Several years ago, I was asked by a colleague to join a non-profit board that needed someone with branding and marketing expertise to help them grow. What I found was an organization that had no clear purpose, no distinct role in the community, and no plan for growth. Not exactly a recipe for success.
Fast forward to today. The organization now has a clear vision and mission. A strategic planning process is in place. The right staff members are on board. And we just launched a new name and brand that reflects the true purpose of the organization. Everyone involved believes in success now.
This didn’t come easily. It required leadership from board members, community leaders, major donors, and a new executive director to rethink the entire organization, top to bottom. And we had to make some tough decisions about people, programs and money along the way.
It could not have been done without the leadership, expertise and commitment of people who are accustomed to making tough decisions. Many of these people are leaders in their companies, from CEOs to entrepreneurs, who do not have extensive experience in the non-profit sector but have the desire to help. This is where you come in.
As a business leader, you take for granted many of the things it takes for an organization to succeed. You are constantly evaluating the direction of the company, how you are differentiating yourself competitively, and what capabilities your organization needs to have to achieve its goals. There are many worthy non-profit organizations in your community that would benefit from your expertise in these areas – and there is a benefit to your company as well. Here are just a few ideas.
The strategic planning process is second nature to companies who must efficiently allocate resources in pursuit of their objectives. Non-profit organizations who perpetually struggle with securing funding and maximizing its impact can benefit tremendously from something you do annually as a matter of doing business.
In our case, we were fortunate to have the local IBM community relations representative on our board. She helped us secure an IBM Impact Grant to assist with the strategic planning process including a new vision, mission and goals. It was a tremendous starting point on our journey to reinvent the purpose and direction of the organization.
You can create the same opportunity for a non-profit organization in your community. Use your strategic planning process to help a non-profit board and staff envision the future and build a plan for achieving it. Your leadership and outside perspective will help them break through any perceived barriers and define how they can increase their impact.
By their nature, non-profit organizations lead with their heart and embrace anyone else in the community that addresses the same issue. The problem is they are all competing for the same resources and there is not a big enough pie for everyone. They have to ask themselves “why should a government entity, community foundation, or corporation fund my non-profit’s request versus another?”

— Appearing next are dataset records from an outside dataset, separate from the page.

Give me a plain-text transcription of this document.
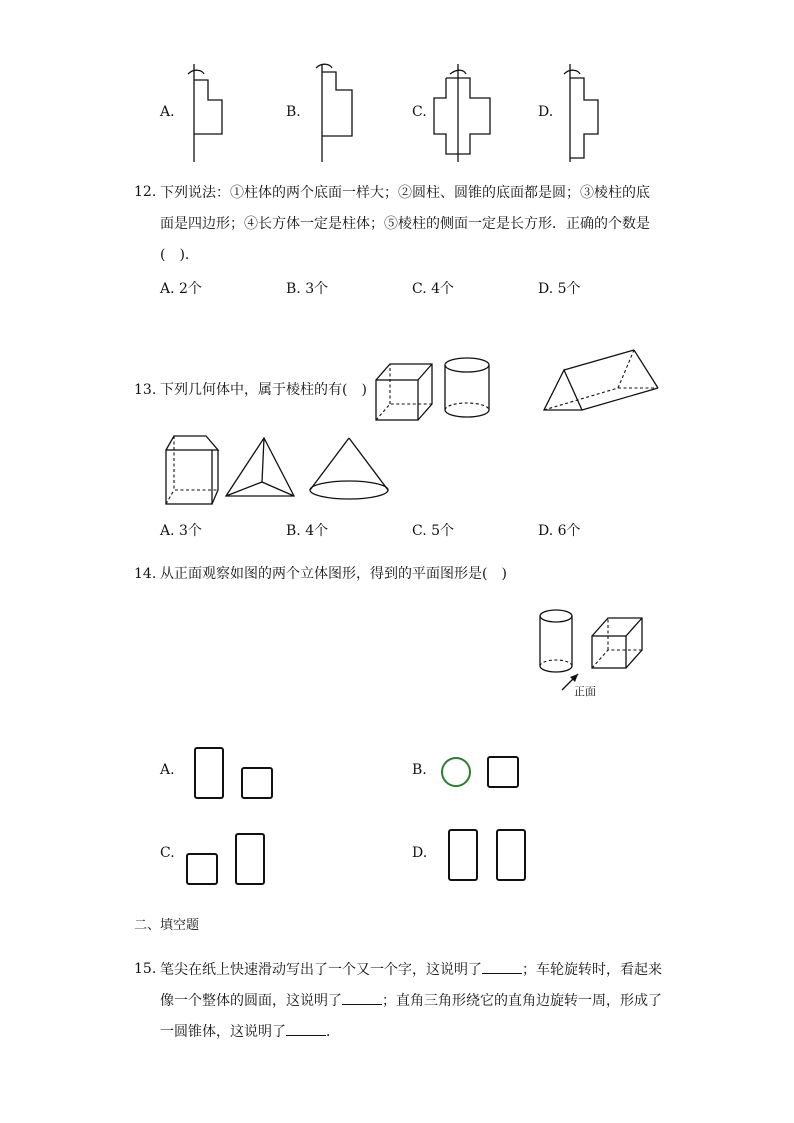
A.	B.	C.	D.
12. 下列说法：①柱体的两个底面一样大；②圆柱、圆锥的底面都是圆；③棱柱的底
面是四边形；④长方体一定是柱体；⑤棱柱的侧面一定是长方形．正确的个数是
(　)．
A. 2个	B. 3个	C. 4个	D. 5个
13. 下列几何体中，属于棱柱的有(　)
A. 3个	B. 4个	C. 5个	D. 6个
14. 从正面观察如图的两个立体图形，得到的平面图形是(　)
正面
A.	B.
C.	D.
二、填空题
15. 笔尖在纸上快速滑动写出了一个又一个字，这说明了	；车轮旋转时，看起来
像一个整体的圆面，这说明了	；直角三角形绕它的直角边旋转一周，形成了
一圆锥体，这说明了	．
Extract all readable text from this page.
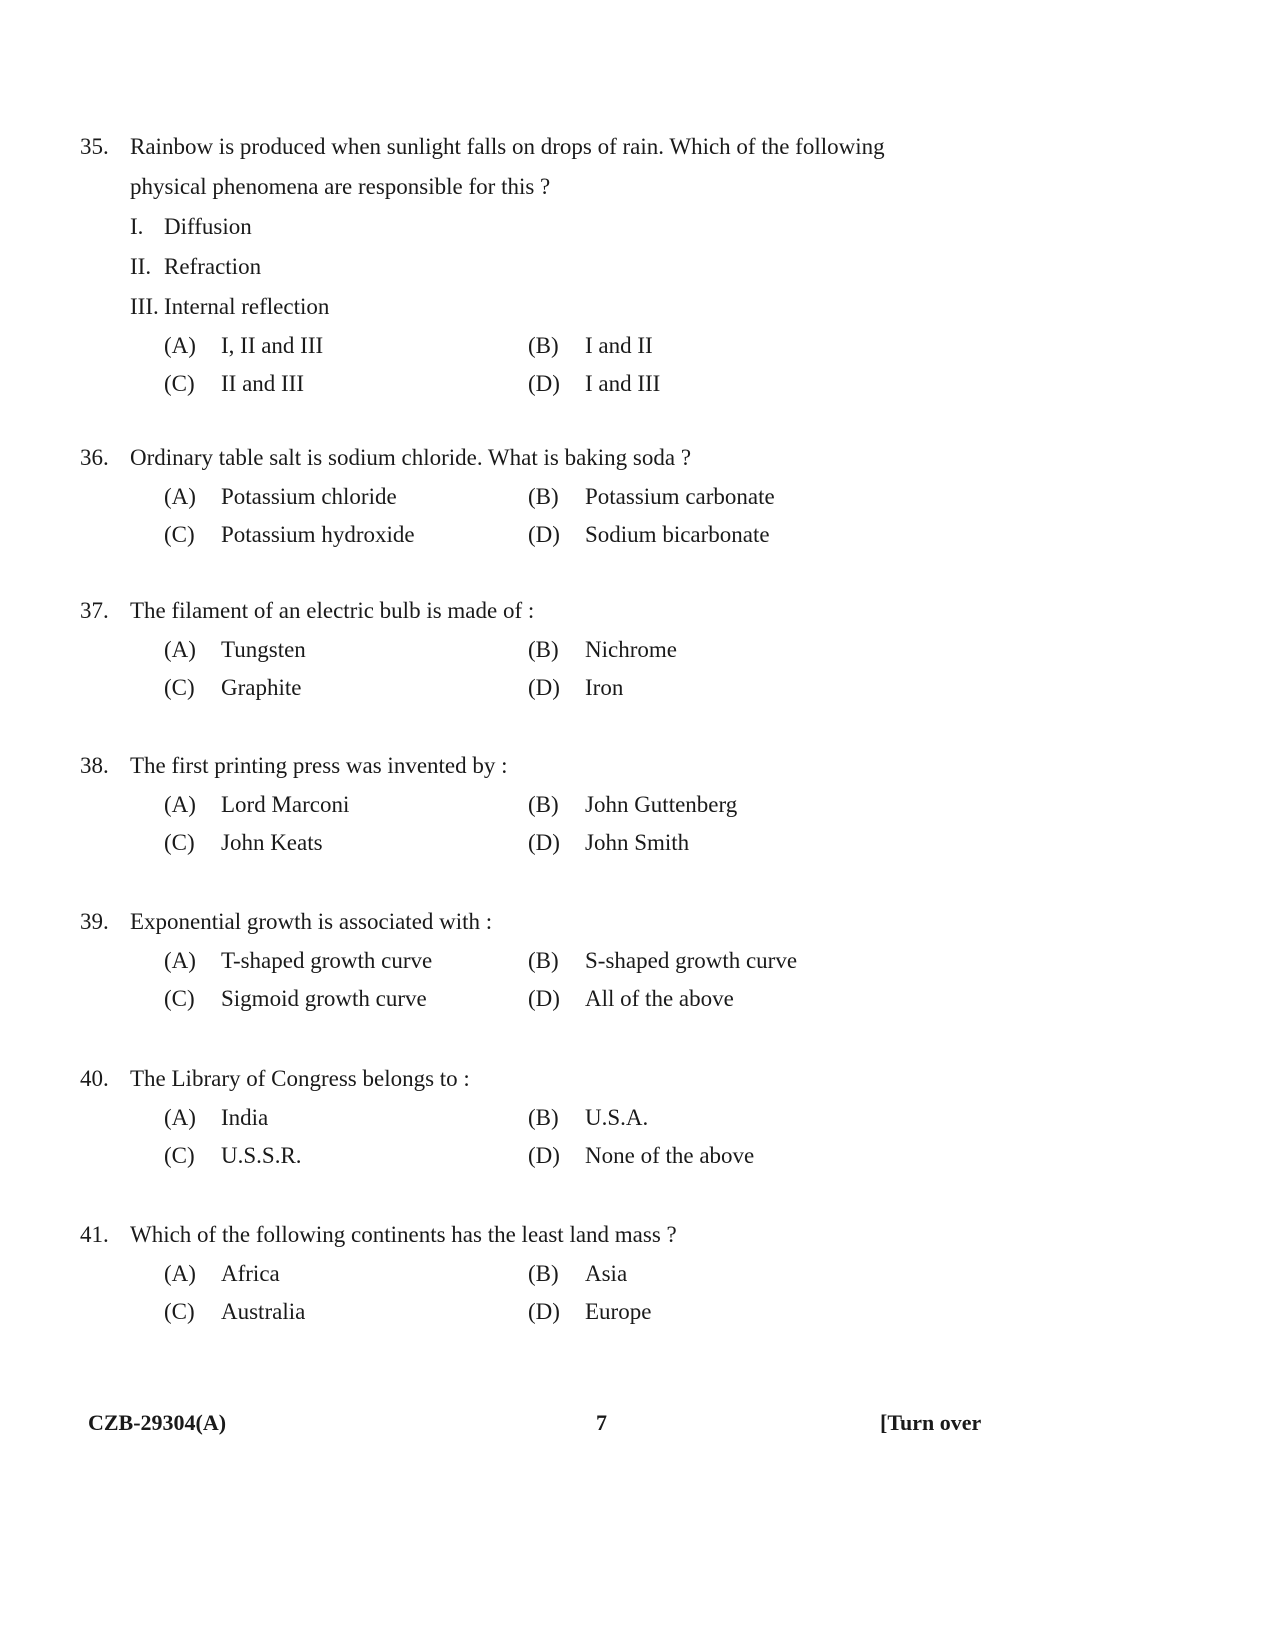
35. Rainbow is produced when sunlight falls on drops of rain. Which of the following
physical phenomena are responsible for this ?
I. Diffusion
II. Refraction
III. Internal reflection
(A) I, II and III	(B) I and II
(C) II and III	(D) I and III
36. Ordinary table salt is sodium chloride. What is baking soda ?
(A) Potassium chloride	(B) Potassium carbonate
(C) Potassium hydroxide	(D) Sodium bicarbonate
37. The filament of an electric bulb is made of :
(A) Tungsten	(B) Nichrome
(C) Graphite	(D) Iron
38. The first printing press was invented by :
(A) Lord Marconi	(B) John Guttenberg
(C) John Keats	(D) John Smith
39. Exponential growth is associated with :
(A) T-shaped growth curve	(B) S-shaped growth curve
(C) Sigmoid growth curve	(D) All of the above
40. The Library of Congress belongs to :
(A) India	(B) U.S.A.
(C) U.S.S.R.	(D) None of the above
41. Which of the following continents has the least land mass ?
(A) Africa	(B) Asia
(C) Australia	(D) Europe
CZB-29304(A)	7	[Turn over
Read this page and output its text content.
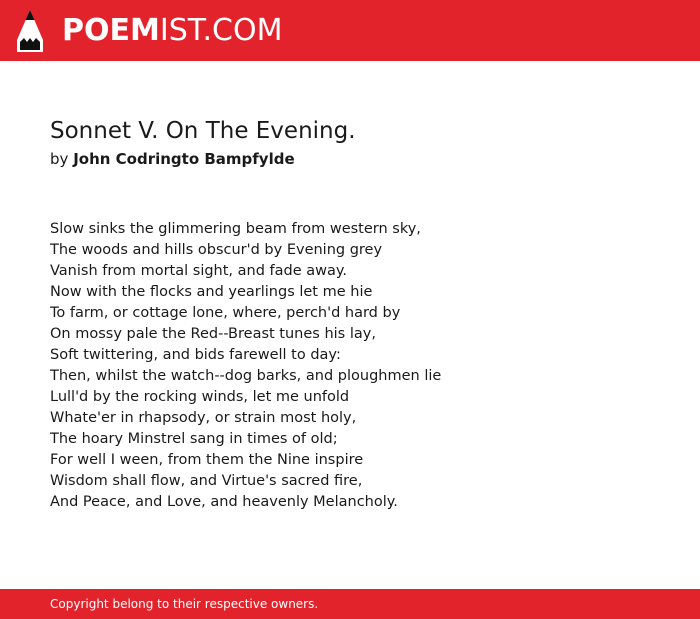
POEMIST.COM
Sonnet V. On The Evening.
by John Codringto Bampfylde
Slow sinks the glimmering beam from western sky,
The woods and hills obscur'd by Evening grey
Vanish from mortal sight, and fade away.
Now with the flocks and yearlings let me hie
To farm, or cottage lone, where, perch'd hard by
On mossy pale the Red--Breast tunes his lay,
Soft twittering, and bids farewell to day:
Then, whilst the watch--dog barks, and ploughmen lie
Lull'd by the rocking winds, let me unfold
Whate'er in rhapsody, or strain most holy,
The hoary Minstrel sang in times of old;
For well I ween, from them the Nine inspire
Wisdom shall flow, and Virtue's sacred fire,
And Peace, and Love, and heavenly Melancholy.
Copyright belong to their respective owners.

The answer lies in competitive differentiation. This is not a concept that comes naturally to a non-profit organization – in fact they usually cringe when you say the words – but it’s central to your thinking as a business leader. The discipline you use to identify target markets, define value propositions, and develop buyer personas is a valuable perspective for a non-profit that needs to carve out a niche and make a compelling case for funding.
The process of differentiating a non-profit implies that it does something other organizations in the community do not. In the business world, that thinking is a fact of life. In the non-profit world, it feels awkward and against their nature.
But it really doesn’t need to be. Every non-profit can have a unique value proposition that complements the role other non-profit organizations play in the community. It requires defining what they stand for. It requires a brand.
In our case, we started the brand development process when I first joined the board, but it didn’t take hold until we hired a new executive director who was willing to think differently and openly about the future. Then, everything fell in place. We were able to define what makes the organization unique, develop the vision and mission statements, and make the tough decisions that were needed to move in the right direction.
The result is an organization that has a new name, revenue and program model, board and staff structure, and marketing promise to the community. We call it the 34-year-old startup because we literally rethought everything. Most organizations will not need such an extreme makeover, but all can benefit from defining what makes them unique and taking actions to make that distinction stronger.
Marketing is a struggle for most non-profit organizations because they simply don’t have the staffing, funding and expertise to do it well. Take one look at the 2018 Marketing Technology Landscape Supergraphic and you’ll know why marketing scares the daylights out of most non-profits (and companies, for that matter). Fortunately, they are willing to learn.
Corporate and agency marketing professionals can make a huge difference by helping a non-profit develop target audience personas, shape how the story is told, and put a simple infrastructure in place for a digital marketing program. With some guidelines and training, the non-profit staff can take it from there.
So, what’s in it for you?
Not that you are in it for you, but there is a proven benefit to companies that get involved in the community. Studies show that Millennials and many other employees seek to work for companies that have a sense of purpose. People want work that has meaning. Involvement in the community not only meets that need but it also develops your employees professionally in ways that come back to benefit your company. Deloitte has some excellent research on the benefits of corporate community engagement if you are interested.